Under Code Section 83, if property (e.g., stock, LLC interests, partnership interests) is transferred to a service provider (e.g., employee, director, consultant) and that property is restricted for purposes of Code Section 83 (i.e., it is both subject to a substantial risk of forfeiture and non-transferrable), then, unless a timely Code Section 83(b) election, the fair market value of that property (less any amount paid for the property) at the time of vesting will be taxed as compensation income to the service recipient at the time of vesting.
However, if the service provider makes a timely Code Section 83(b) election, then the fair market value of that property (less any amount paid for the property) at the time of transfer will be taxed as compensation income to the service recipient at the time of transfer. In the event the restricted property has increased in value as of any subsequent vesting date, no portion of that increase is taxed as compensation income, but will be taxed to the service provider as capital gain (or loss) (either long-term or short-term, depending on the holding period) upon a later sale of the property.

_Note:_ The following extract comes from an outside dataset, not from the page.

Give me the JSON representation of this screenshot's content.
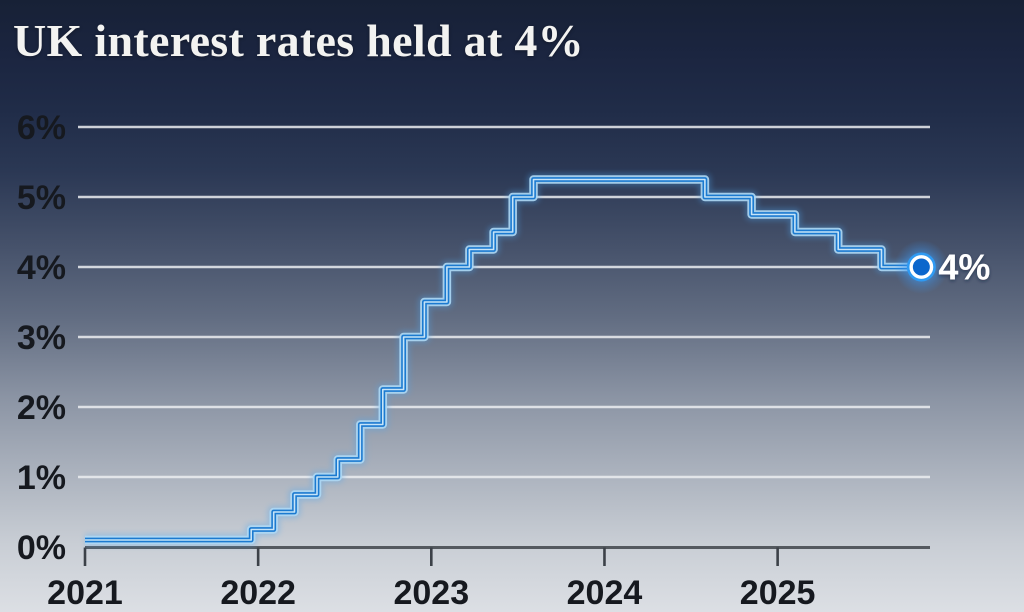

To make a Code Section 83(b) election, the service provider must file a copy of the election with the IRS within 30 days after the date the property is transferred to the service provider and must also provide a copy to the service recipient (e.g., the employer). Prior to the adoption of these final regulations, the service provider was also required to file a copy of the election with his or her federal income tax return for the year of property transfer.
In our ever-increasingly paperless world, many taxpayers have found it difficult to file the Section 83(b) election electronically because many electronic tax form filing platforms do not accommodate the attachment of an electronic copy of the election. In light of the IRS’ goal to have taxpayers file as many tax returns as possible electronically, the IRS determined that eliminating the requirement to file the Code Section 83(b) election with the tax return would be a step towards meeting that goal.
The new final regulations apply for all transfers of restricted property made after January 1, 2016. The IRS did note in the preamble to the new final regulations that taxpayers remain subject to general IRS recordkeeping requirements and must maintain documentation sufficient to show any amount paid for the property upon receipt and to support the tax treatment as reported by the taxpayer.